On s’aperçoit dès lors que quand la diplomatie œuvre pour renforcer la sécurité collective et promouvoir des relations fructueuses entre nations, la mobilisation sur le terrain des droits de l’Homme peut, à contrario, contribuer à la dégradation de celles-ci. La raison est que l’une s’attache à défendre les intérêts nationaux, alors que l’autre vise à protéger des individus et des groupes. Comme la première est mieux défendue par les diplomates, la seconde ne peut l’être réellement que par des militants mieux armés pour plaider la cause.
De cet aspect, deux visions s’opposent l’une à l’autre. L’une réaliste qui préconise d’exclure les droits de l’Homme des relations entre États, et de se concentrer uniquement sur la poursuite des intérêts nationaux respectifs. Les relations internationales sont en fait régies par la seule interaction des puissances. L’autre idéaliste qui, au contraire, prône la défense des droits humains comme un objectif commun favorisant la paix, même s’il est difficile à mettre en œuvre. Cette école reconnait que l’aboutissement de ce processus ne peut cependant qu’être endogène et à long terme.

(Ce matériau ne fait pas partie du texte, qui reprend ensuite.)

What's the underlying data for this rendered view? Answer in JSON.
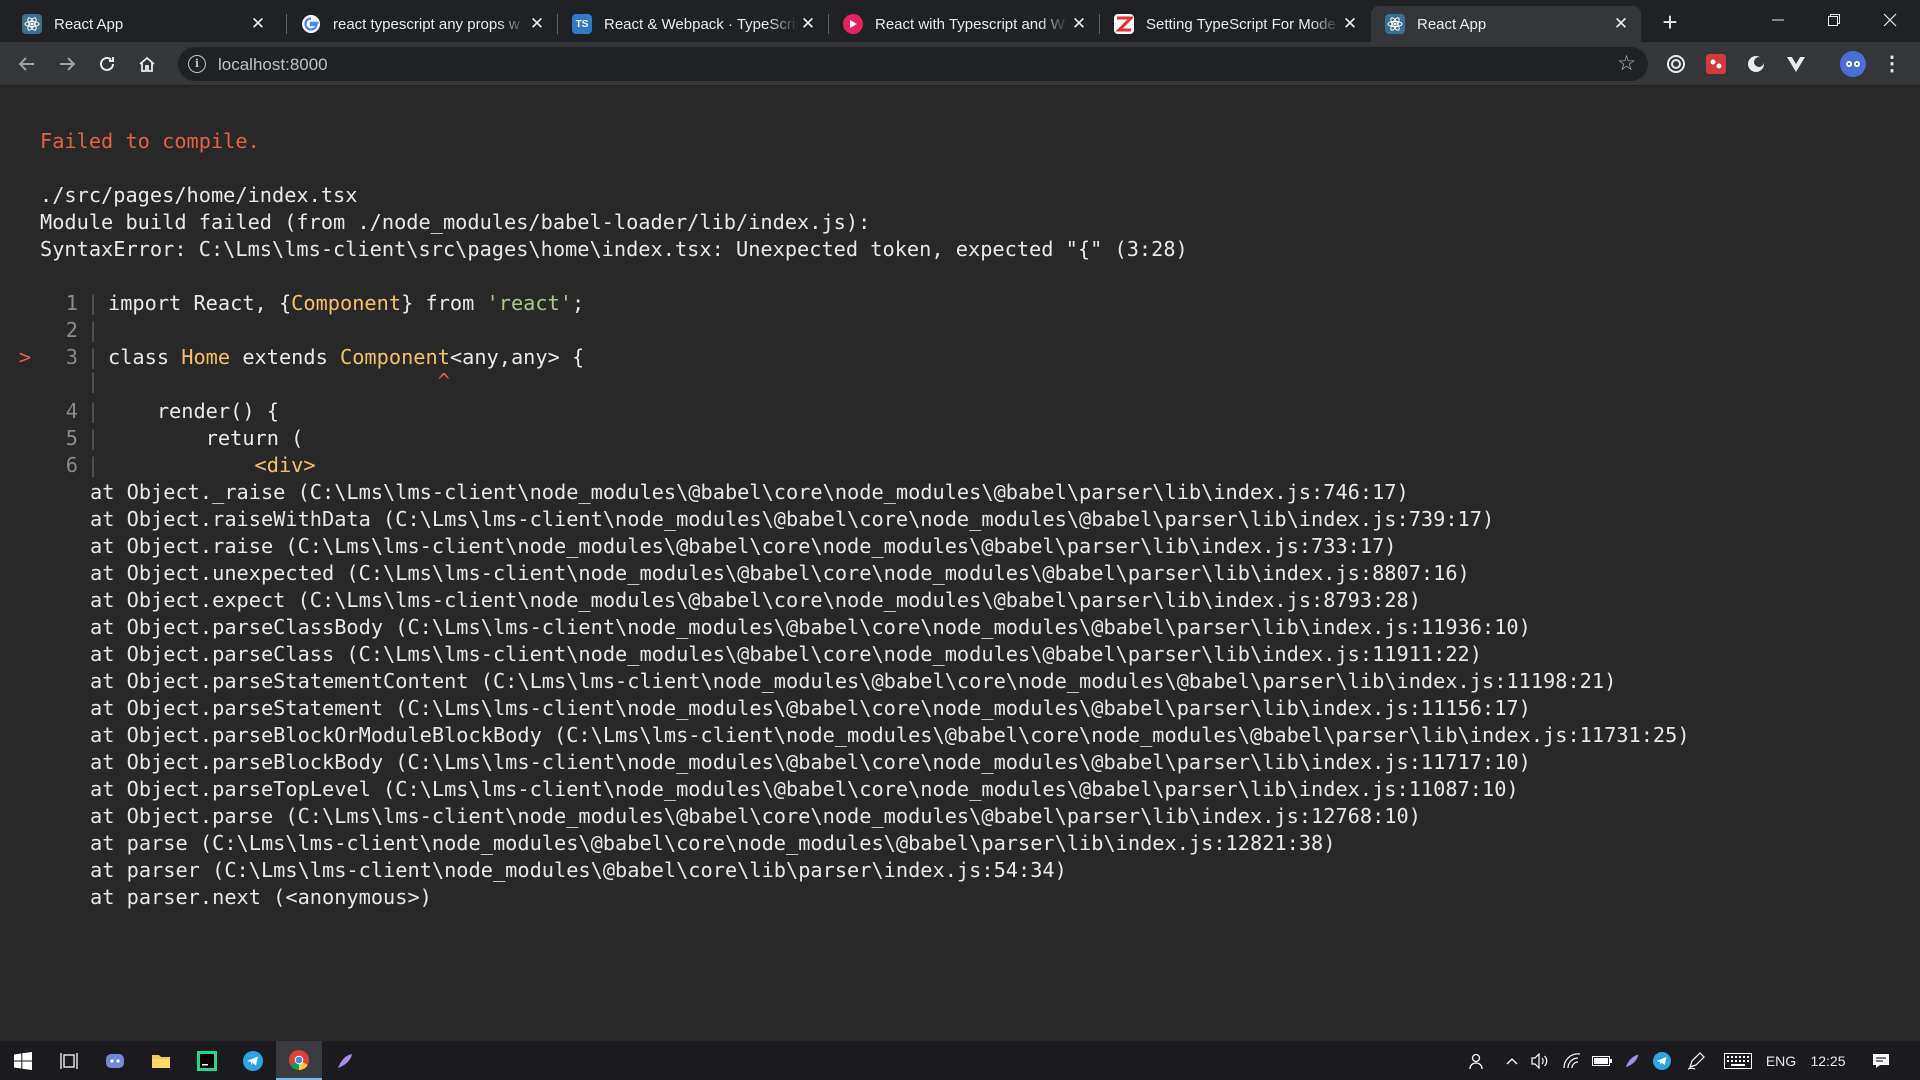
{
  "tabs": [
    {
      "title": "React App",
      "favicon": "react-icon",
      "color": "#61dafb"
    },
    {
      "title": "react typescript any props w",
      "favicon": "google-icon",
      "color": "#ffffff"
    },
    {
      "title": "React & Webpack · TypeScrip",
      "favicon": "ts-icon",
      "color": "#3178c6",
      "favicon_text": "TS"
    },
    {
      "title": "React with Typescript and W",
      "favicon": "play-icon",
      "color": "#e5225e"
    },
    {
      "title": "Setting TypeScript For Mode",
      "favicon": "site-icon",
      "color": "#e62e2e"
    },
    {
      "title": "React App",
      "favicon": "react-icon",
      "color": "#61dafb"
    }
  ],
  "address": {
    "url": "localhost:8000"
  },
  "error": {
    "title": "Failed to compile.",
    "file": "./src/pages/home/index.tsx",
    "module_line": "Module build failed (from ./node_modules/babel-loader/lib/index.js):",
    "syntax_line": "SyntaxError: C:\\Lms\\lms-client\\src\\pages\\home\\index.tsx: Unexpected token, expected \"{\" (3:28)"
  },
  "code": {
    "l1_num": "1",
    "l1_a": "import React, {",
    "l1_b": "Component",
    "l1_c": "} from ",
    "l1_d": "'react'",
    "l1_e": ";",
    "l2_num": "2",
    "l3_marker": ">",
    "l3_num": "3",
    "l3_a": "class ",
    "l3_b": "Home",
    "l3_c": " extends ",
    "l3_d": "Component",
    "l3_e": "<any,any> {",
    "caret": "^",
    "l4_num": "4",
    "l4": "    render() {",
    "l5_num": "5",
    "l5": "        return (",
    "l6_num": "6",
    "l6": "            <div>"
  },
  "stack": [
    "at Object._raise (C:\\Lms\\lms-client\\node_modules\\@babel\\core\\node_modules\\@babel\\parser\\lib\\index.js:746:17)",
    "at Object.raiseWithData (C:\\Lms\\lms-client\\node_modules\\@babel\\core\\node_modules\\@babel\\parser\\lib\\index.js:739:17)",
    "at Object.raise (C:\\Lms\\lms-client\\node_modules\\@babel\\core\\node_modules\\@babel\\parser\\lib\\index.js:733:17)",
    "at Object.unexpected (C:\\Lms\\lms-client\\node_modules\\@babel\\core\\node_modules\\@babel\\parser\\lib\\index.js:8807:16)",
    "at Object.expect (C:\\Lms\\lms-client\\node_modules\\@babel\\core\\node_modules\\@babel\\parser\\lib\\index.js:8793:28)",
    "at Object.parseClassBody (C:\\Lms\\lms-client\\node_modules\\@babel\\core\\node_modules\\@babel\\parser\\lib\\index.js:11936:10)",
    "at Object.parseClass (C:\\Lms\\lms-client\\node_modules\\@babel\\core\\node_modules\\@babel\\parser\\lib\\index.js:11911:22)",
    "at Object.parseStatementContent (C:\\Lms\\lms-client\\node_modules\\@babel\\core\\node_modules\\@babel\\parser\\lib\\index.js:11198:21)",
    "at Object.parseStatement (C:\\Lms\\lms-client\\node_modules\\@babel\\core\\node_modules\\@babel\\parser\\lib\\index.js:11156:17)",
    "at Object.parseBlockOrModuleBlockBody (C:\\Lms\\lms-client\\node_modules\\@babel\\core\\node_modules\\@babel\\parser\\lib\\index.js:11731:25)",
    "at Object.parseBlockBody (C:\\Lms\\lms-client\\node_modules\\@babel\\core\\node_modules\\@babel\\parser\\lib\\index.js:11717:10)",
    "at Object.parseTopLevel (C:\\Lms\\lms-client\\node_modules\\@babel\\core\\node_modules\\@babel\\parser\\lib\\index.js:11087:10)",
    "at Object.parse (C:\\Lms\\lms-client\\node_modules\\@babel\\core\\node_modules\\@babel\\parser\\lib\\index.js:12768:10)",
    "at parse (C:\\Lms\\lms-client\\node_modules\\@babel\\core\\node_modules\\@babel\\parser\\lib\\index.js:12821:38)",
    "at parser (C:\\Lms\\lms-client\\node_modules\\@babel\\core\\lib\\parser\\index.js:54:34)",
    "at parser.next (<anonymous>)"
  ],
  "taskbar": {
    "lang": "ENG",
    "time": "12:25"
  },
  "colors": {
    "error_red": "#e36049",
    "string_green": "#a8c98a",
    "highlight_yellow": "#f5c066",
    "background": "#282828"
  }
}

En conséquence, l’impulsion qui pourrait être donnée au respect des droits de l’homme reste imprécise et beaucoup de pays n’incluent pas cette doctrine dans leurs relations bilatérales. Certains Etats, quand ils s’y intéressent, laissent l’entière liberté au poste diplomatique pour soulever des cas individuels ou manifester des soutiens à la société civile travaillant dans le domaine quand il le juge utile et opportun.
Partant de l’hypothèse que la défense des droits de l’Homme est un choix politique qui relève des obligations juridiques des États, n’y a-t-il pas décalage entre, d’un côté, le désir des pays développés de maintenir leurs privilèges, et de l’autre leurs faibles contributions financières pour l’amélioration des conditions de vie et des droits humains dans les pays en développement ? Les droits humains et l’équité ne commencent-ils pas par-là ? Ne peuvent-ils pas commencer par payer, au juste prix, les matières premières qu’ils, ou mieux encore, les transformer sur place ?
Ce sont là quelques légitimes questions, parmi tant d’autres, qu’on est en droit de poser. Elles relèvent certes de l’éthique, de la morale, et de l’équité, mais il faudrait un jour y apporter des réponses sereines et adéquates. Il en va pour notre avenir à tous.
12 avril 2021.
Ahmed Faouzi.
Ancien Ambassadeur.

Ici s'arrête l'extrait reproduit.